External tools or websites such as git-cola or GitHub can interpret multiple lines commit messages as:
- The first line is a short description
- All the other lines are an extended description
For one line messages, only the "short description" is defined.
See GitHub commit with extended message for details.
As ckruczek suggested you can simply git commit
without option and a text editor will spawn, just write the first line as the short description and the rest as the extended description.
If you want to do it from the command line, you can use one of the options mentionned in this question: Add line break to git commit -m from command line.
For example with bash, you can do:
git commit -m 'Message
goes
here'
Or use the "here document" syntax:
git commit -F- <<EOF
Message
goes
here
EOF
PS: Examples are taken directly from the answer in Add line break to git commit -m from command line. Credits for Simon Ritcher and jpmc26.

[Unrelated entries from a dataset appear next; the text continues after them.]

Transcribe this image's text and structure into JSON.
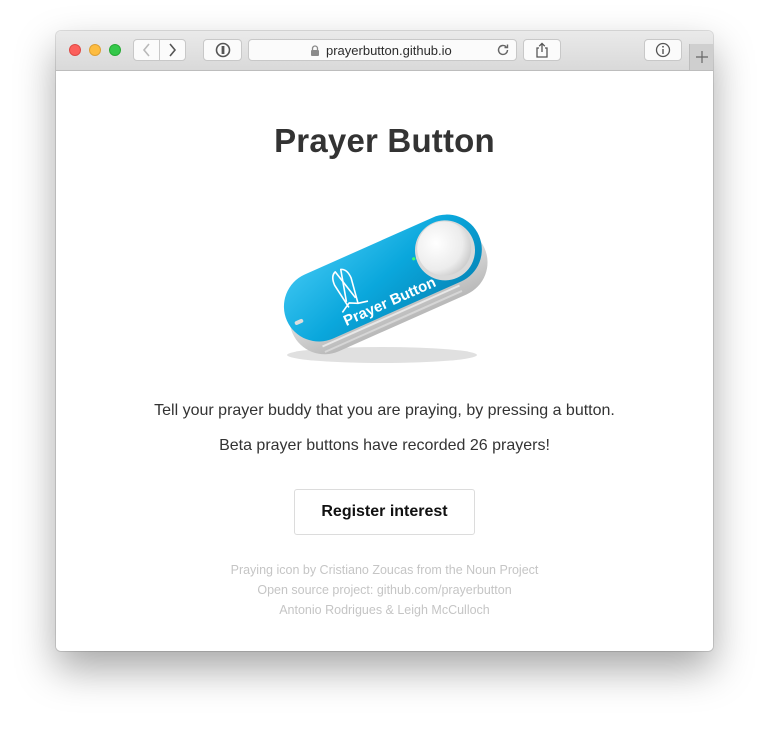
{
  "browser": {
    "url": "prayerbutton.github.io",
    "icons": {
      "back": "chevron-left-icon",
      "forward": "chevron-right-icon",
      "reader": "reader-icon",
      "lock": "lock-icon",
      "reload": "reload-icon",
      "share": "share-icon",
      "info": "info-icon",
      "new_tab": "plus-icon"
    }
  },
  "page": {
    "title": "Prayer Button",
    "device_label": "Prayer Button",
    "tagline": "Tell your prayer buddy that you are praying, by pressing a button.",
    "beta_text": "Beta prayer buttons have recorded 26 prayers!",
    "register_label": "Register interest",
    "credits": [
      "Praying icon by Cristiano Zoucas from the Noun Project",
      "Open source project: github.com/prayerbutton",
      "Antonio Rodrigues & Leigh McCulloch"
    ]
  },
  "colors": {
    "device_blue": "#0aa7dc",
    "text": "#333333",
    "credits": "#c5c5c5"
  }
}
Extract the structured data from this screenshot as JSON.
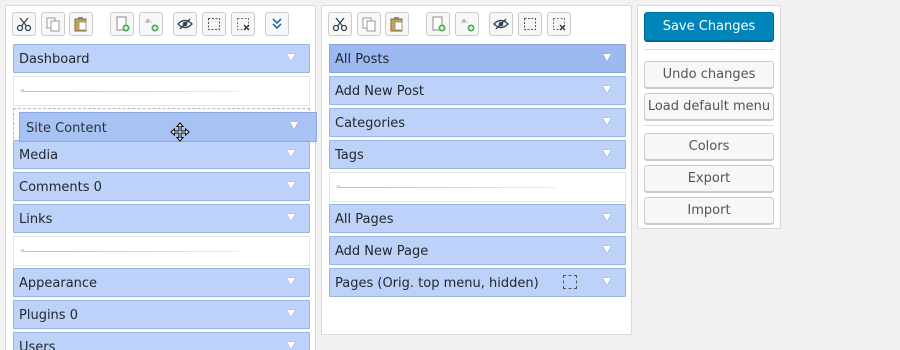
{
  "left_column": {
    "items": [
      {
        "label": "Dashboard"
      },
      {
        "label": "Media"
      },
      {
        "label": "Comments 0"
      },
      {
        "label": "Links"
      },
      {
        "label": "Appearance"
      },
      {
        "label": "Plugins 0"
      },
      {
        "label": "Users"
      }
    ],
    "dragging_item": {
      "label": "Site Content"
    }
  },
  "right_column": {
    "items": [
      {
        "label": "All Posts"
      },
      {
        "label": "Add New Post"
      },
      {
        "label": "Categories"
      },
      {
        "label": "Tags"
      },
      {
        "label": "All Pages"
      },
      {
        "label": "Add New Page"
      },
      {
        "label": "Pages (Orig. top menu, hidden)"
      }
    ]
  },
  "actions": {
    "save": "Save Changes",
    "undo": "Undo changes",
    "load_default": "Load default menu",
    "colors": "Colors",
    "export": "Export",
    "import": "Import"
  },
  "toolbar_icons": [
    "cut-icon",
    "copy-icon",
    "paste-icon",
    "new-menu-icon",
    "new-separator-icon",
    "toggle-hidden-icon",
    "hide-icon",
    "delete-icon",
    "expand-all-icon"
  ],
  "colors": {
    "item_bg": "#bcd2f8",
    "item_selected_bg": "#9cb9f2",
    "primary_button": "#0085ba"
  }
}
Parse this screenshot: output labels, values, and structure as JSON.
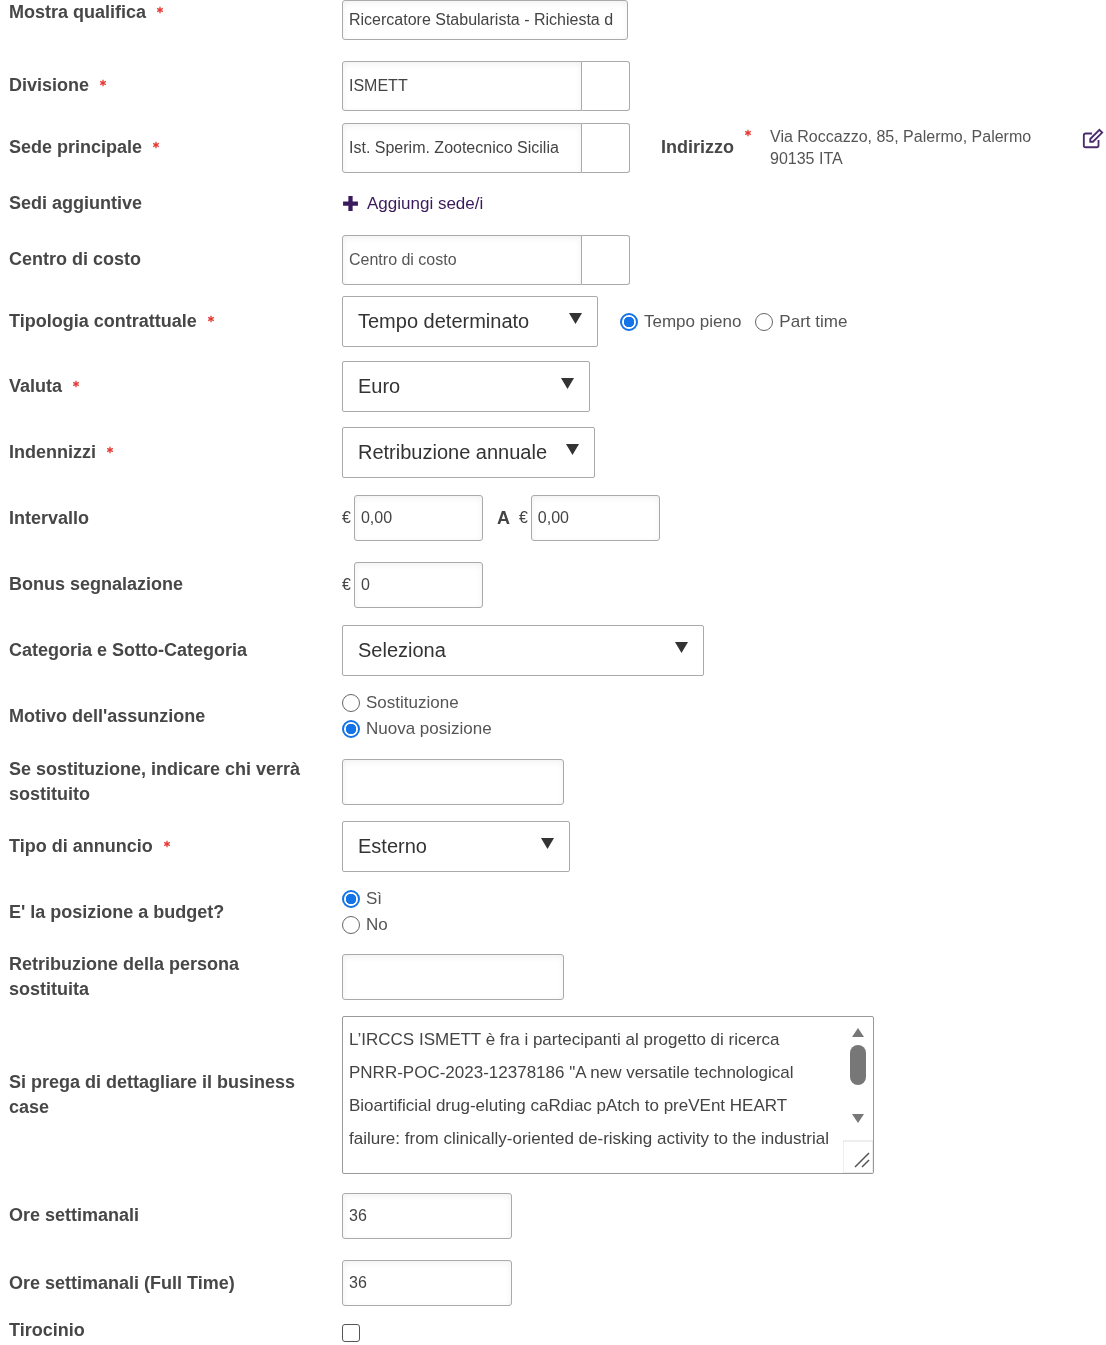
{
  "fields": [
    {
      "kind": "text",
      "label": "Mostra qualifica",
      "required": true,
      "value": "Ricercatore Stabularista - Richiesta d"
    },
    {
      "kind": "lookup",
      "label": "Divisione",
      "required": true,
      "value": "ISMETT"
    },
    {
      "kind": "lookup",
      "label": "Sede principale",
      "required": true,
      "value": "Ist. Sperim. Zootecnico Sicilia",
      "address": {
        "label": "Indirizzo",
        "required": true,
        "lines": [
          "Via Roccazzo, 85, Palermo, Palermo",
          "90135 ITA"
        ]
      }
    },
    {
      "kind": "link",
      "label": "Sedi aggiuntive",
      "required": false,
      "link": "Aggiungi sede/i"
    },
    {
      "kind": "lookup",
      "label": "Centro di costo",
      "required": false,
      "placeholder": "Centro di costo"
    },
    {
      "kind": "select",
      "label": "Tipologia contrattuale",
      "required": true,
      "value": "Tempo determinato",
      "options": [
        {
          "label": "Tempo pieno",
          "selected": true
        },
        {
          "label": "Part time",
          "selected": false
        }
      ]
    },
    {
      "kind": "select",
      "label": "Valuta",
      "required": true,
      "value": "Euro"
    },
    {
      "kind": "select",
      "label": "Indennizzi",
      "required": true,
      "value": "Retribuzione annuale"
    },
    {
      "kind": "range",
      "label": "Intervallo",
      "required": false,
      "currency": "€",
      "from": "0,00",
      "separator": "A",
      "to": "0,00"
    },
    {
      "kind": "money",
      "label": "Bonus segnalazione",
      "required": false,
      "currency": "€",
      "value": "0"
    },
    {
      "kind": "select",
      "label": "Categoria e Sotto-Categoria",
      "required": false,
      "value": "Seleziona"
    },
    {
      "kind": "radios",
      "label": "Motivo dell'assunzione",
      "required": false,
      "options": [
        {
          "label": "Sostituzione",
          "selected": false
        },
        {
          "label": "Nuova posizione",
          "selected": true
        }
      ]
    },
    {
      "kind": "text",
      "label": "Se sostituzione, indicare chi verrà sostituito",
      "required": false
    },
    {
      "kind": "select",
      "label": "Tipo di annuncio",
      "required": true,
      "value": "Esterno"
    },
    {
      "kind": "radios",
      "label": "E' la posizione a budget?",
      "required": false,
      "options": [
        {
          "label": "Sì",
          "selected": true
        },
        {
          "label": "No",
          "selected": false
        }
      ]
    },
    {
      "kind": "text",
      "label": "Retribuzione della persona sostituita",
      "required": false
    },
    {
      "kind": "textarea",
      "label": "Si prega di dettagliare il business case",
      "required": false,
      "value": "L’IRCCS ISMETT è fra i partecipanti al progetto di ricerca PNRR-POC-2023-12378186 \"A new versatile technological Bioartificial drug-eluting caRdiac pAtch to preVEnt HEART failure: from clinically-oriented de-risking activity to the industrial"
    },
    {
      "kind": "text",
      "label": "Ore settimanali",
      "required": false,
      "value": "36"
    },
    {
      "kind": "text",
      "label": "Ore settimanali (Full Time)",
      "required": false,
      "value": "36"
    },
    {
      "kind": "checkbox",
      "label": "Tirocinio",
      "required": false,
      "checked": false
    }
  ]
}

As a third way, you could also use a temporary file:
echo $comment > message.tmp
echo $extended >> message.tmp
git commit -F message.tmp
rm message.tmp
There is also another option (also described in this question answer): You can specify multiple messages using the '-m
' option multiple times:
git commit -m "Short description" -m "Extended description"
Be careful as, specified this way, messages will be treated as paragraph, thus beeing separated by an empty line.
From the online git doc:
-m <msg>
--message=<msg>
Use the given <msg> as the commit message. If multiple -m options are given, their values are concatenated as separate paragraphs.